For a full week the undaunted Tartarin never quitted the high town. Yes; for all that period he might have been seen cooling his heels before the Turkish bath-houses, awaiting the hour when the ladies came forth in troops, shivering and still redolent of soap and hot water; or squatting at the doorways of mosques, puffing and melting in trying to get out of his big boots in order to enter the temples.
Betimes at nightfall, when he was returning heart-broken at not having discovered anything at either bagnio or mosque, our man from Tarascon, in passing mansions, would hear monotonous songs, smothered twanging of guitars, thumping of tambourines, and feminine laughter-peals, which would make his heart beat.

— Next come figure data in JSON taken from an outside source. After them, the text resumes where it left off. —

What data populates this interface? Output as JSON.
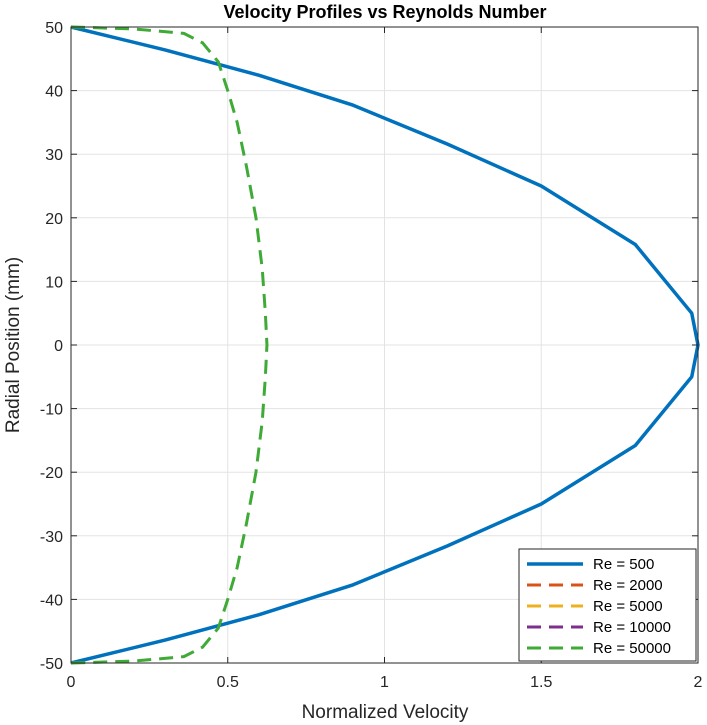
{
  "chart_data": {
    "type": "line",
    "title": "Velocity Profiles vs Reynolds Number",
    "xlabel": "Normalized Velocity",
    "ylabel": "Radial Position (mm)",
    "xlim": [
      0,
      2
    ],
    "ylim": [
      -50,
      50
    ],
    "xticks": [
      0,
      0.5,
      1,
      1.5,
      2
    ],
    "xtick_labels": [
      "0",
      "0.5",
      "1",
      "1.5",
      "2"
    ],
    "yticks": [
      -50,
      -40,
      -30,
      -20,
      -10,
      0,
      10,
      20,
      30,
      40,
      50
    ],
    "ytick_labels": [
      "-50",
      "-40",
      "-30",
      "-20",
      "-10",
      "0",
      "10",
      "20",
      "30",
      "40",
      "50"
    ],
    "grid": true,
    "legend_position": "bottom-right",
    "series": [
      {
        "name": "Re = 500",
        "color": "#0072BD",
        "style": "solid",
        "x": [
          0,
          0.3,
          0.6,
          0.9,
          1.2,
          1.5,
          1.8,
          1.98,
          2.0,
          1.98,
          1.8,
          1.5,
          1.2,
          0.9,
          0.6,
          0.3,
          0
        ],
        "y": [
          50,
          46.4,
          42.4,
          37.7,
          31.6,
          25,
          15.8,
          5,
          0,
          -5,
          -15.8,
          -25,
          -31.6,
          -37.7,
          -42.4,
          -46.4,
          -50
        ]
      },
      {
        "name": "Re = 2000",
        "color": "#D95319",
        "style": "dashed",
        "x": [],
        "y": []
      },
      {
        "name": "Re = 5000",
        "color": "#EDB120",
        "style": "dashed",
        "x": [],
        "y": []
      },
      {
        "name": "Re = 10000",
        "color": "#7E2F8E",
        "style": "dashed",
        "x": [],
        "y": []
      },
      {
        "name": "Re = 50000",
        "color": "#3FAA36",
        "style": "dashed",
        "x": [
          0,
          0.2,
          0.36,
          0.42,
          0.47,
          0.5,
          0.53,
          0.56,
          0.59,
          0.61,
          0.62,
          0.625,
          0.62,
          0.61,
          0.59,
          0.56,
          0.53,
          0.5,
          0.47,
          0.42,
          0.36,
          0.2,
          0
        ],
        "y": [
          50,
          49.7,
          49,
          47.5,
          44.5,
          40,
          35,
          28,
          20,
          12,
          5,
          0,
          -5,
          -12,
          -20,
          -28,
          -35,
          -40,
          -44.5,
          -47.5,
          -49,
          -49.7,
          -50
        ]
      }
    ]
  }
}
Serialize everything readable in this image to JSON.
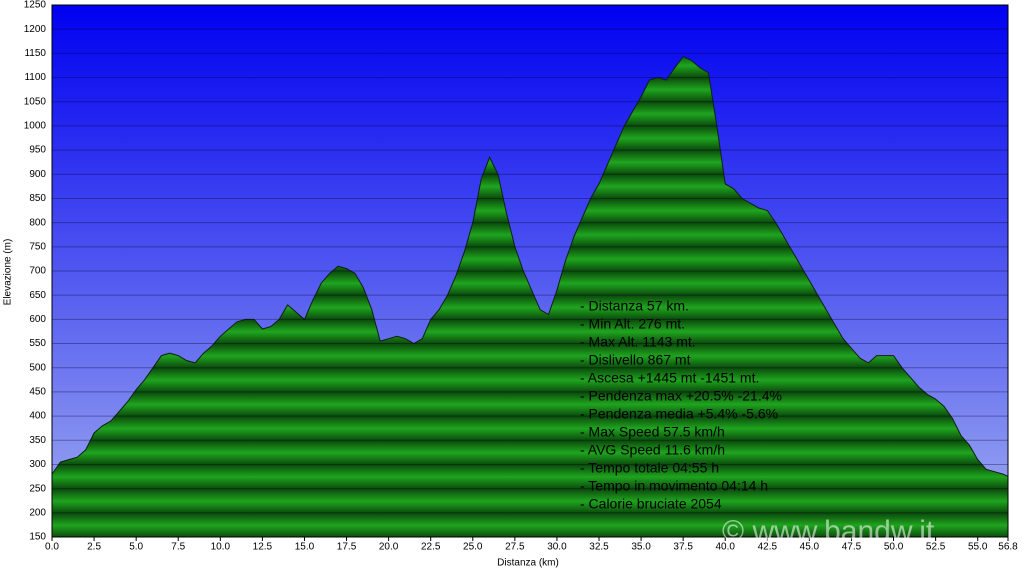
{
  "chart_data": {
    "type": "area",
    "x_label": "Distanza  (km)",
    "y_label": "Elevazione (m)",
    "x": [
      0,
      0.5,
      1,
      1.5,
      2,
      2.5,
      3,
      3.5,
      4,
      4.5,
      5,
      5.5,
      6,
      6.5,
      7,
      7.5,
      8,
      8.5,
      9,
      9.5,
      10,
      10.5,
      11,
      11.5,
      12,
      12.5,
      13,
      13.5,
      14,
      14.5,
      15,
      15.5,
      16,
      16.5,
      17,
      17.5,
      18,
      18.5,
      19,
      19.5,
      20,
      20.5,
      21,
      21.5,
      22,
      22.5,
      23,
      23.5,
      24,
      24.5,
      25,
      25.5,
      26,
      26.5,
      27,
      27.5,
      28,
      28.5,
      29,
      29.5,
      30,
      30.5,
      31,
      31.5,
      32,
      32.5,
      33,
      33.5,
      34,
      34.5,
      35,
      35.5,
      36,
      36.5,
      37,
      37.5,
      38,
      38.5,
      39,
      39.5,
      40,
      40.5,
      41,
      41.5,
      42,
      42.5,
      43,
      43.5,
      44,
      44.5,
      45,
      45.5,
      46,
      46.5,
      47,
      47.5,
      48,
      48.5,
      49,
      49.5,
      50,
      50.5,
      51,
      51.5,
      52,
      52.5,
      53,
      53.5,
      54,
      54.5,
      55,
      55.5,
      56,
      56.5,
      56.8
    ],
    "values": [
      280,
      305,
      310,
      315,
      330,
      365,
      380,
      390,
      410,
      430,
      455,
      475,
      500,
      525,
      530,
      525,
      515,
      510,
      530,
      545,
      565,
      580,
      595,
      600,
      600,
      580,
      585,
      600,
      630,
      615,
      600,
      640,
      675,
      695,
      710,
      705,
      695,
      665,
      620,
      555,
      560,
      565,
      560,
      550,
      560,
      600,
      620,
      650,
      690,
      740,
      800,
      890,
      935,
      900,
      820,
      750,
      700,
      660,
      620,
      610,
      660,
      720,
      770,
      810,
      850,
      880,
      920,
      960,
      1000,
      1030,
      1060,
      1095,
      1100,
      1095,
      1120,
      1143,
      1135,
      1120,
      1110,
      1000,
      880,
      870,
      850,
      840,
      830,
      825,
      800,
      770,
      740,
      710,
      680,
      650,
      620,
      590,
      560,
      540,
      520,
      510,
      525,
      525,
      525,
      500,
      480,
      460,
      445,
      435,
      420,
      395,
      360,
      340,
      310,
      290,
      285,
      280,
      275
    ],
    "color": "#1fa51f",
    "line_color": "#102010",
    "background_top": "#0000f0",
    "background_bottom": "#a0aef0",
    "grid": true,
    "xlim": [
      0,
      56.8
    ],
    "ylim": [
      150,
      1250
    ],
    "xticks": [
      {
        "value": 0,
        "label": "0.0"
      },
      2.5,
      {
        "value": 5,
        "label": "5.0"
      },
      7.5,
      {
        "value": 10,
        "label": "10.0"
      },
      12.5,
      {
        "value": 15,
        "label": "15.0"
      },
      17.5,
      {
        "value": 20,
        "label": "20.0"
      },
      22.5,
      {
        "value": 25,
        "label": "25.0"
      },
      27.5,
      {
        "value": 30,
        "label": "30.0"
      },
      32.5,
      {
        "value": 35,
        "label": "35.0"
      },
      37.5,
      {
        "value": 40,
        "label": "40.0"
      },
      42.5,
      {
        "value": 45,
        "label": "45.0"
      },
      47.5,
      {
        "value": 50,
        "label": "50.0"
      },
      52.5,
      {
        "value": 55,
        "label": "55.0"
      },
      56.8
    ],
    "yticks": [
      150,
      200,
      250,
      300,
      350,
      400,
      450,
      500,
      550,
      600,
      650,
      700,
      750,
      800,
      850,
      900,
      950,
      1000,
      1050,
      1100,
      1150,
      1200,
      1250
    ],
    "annotations": [
      "- Distanza 57 km.",
      "- Min Alt. 276 mt.",
      "- Max Alt. 1143 mt.",
      "- Dislivello 867 mt",
      "- Ascesa +1445 mt -1451 mt.",
      "- Pendenza max +20.5% -21.4%",
      "- Pendenza media +5.4% -5.6%",
      "- Max Speed 57.5 km/h",
      "- AVG Speed 11.6 km/h",
      "- Tempo totale 04:55 h",
      "- Tempo in movimento 04:14 h",
      "- Calorie bruciate 2054"
    ],
    "watermark": "© www.bandw.it"
  }
}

“Haply she is there!” he would say to himself.
Thereupon, granting the street was unpeopled, he would go up to one of these dwellings, lift the heavy knocker of the low postern, and timidly rap. The songs and merriment would instantly cease. There would be audible behind the wall nothing excepting low, dull flutterings as in a slumbering aviary.
“Let’s stick to it, old boy,” our hero would think. “Something will befall us yet.”
What most often befell him was the contents of the cold-water jug on the head, or else peel of oranges and Barbary figs; never anything more serious.
Well might the lions of the Atlas Mountains doze in peace.
IX. Prince Gregory of Montenegro.
It was two long weeks that the unfortunate Tartarin had been seeking his Algerian flame, and most likely he would have been seeking after her to this day if the little god kind to lovers had not come to his help under the shape of a Montenegrin nobleman.
It happened as follows.
Every Saturday night in winter there is a masked ball at the Grand Theatre of Algiers, just as at the Paris Opera-House. It is the undying and ever-tasteless county fancy dress ball — very few people on the floor, several castaways from the Parisian students’ ballrooms or midnight dance-houses, Joans of Arc following the army, faded characters out of the Java costume-book of 1840, and half-a-dozen laundress’s underlings who are aiming to make loftier conquests, but still preserve a faint perfume of their former life — garlic and saffron sauce. The real spectacle is not there, but in the green-room, transformed for the nonce into a hall of green cloth or gaming saloon.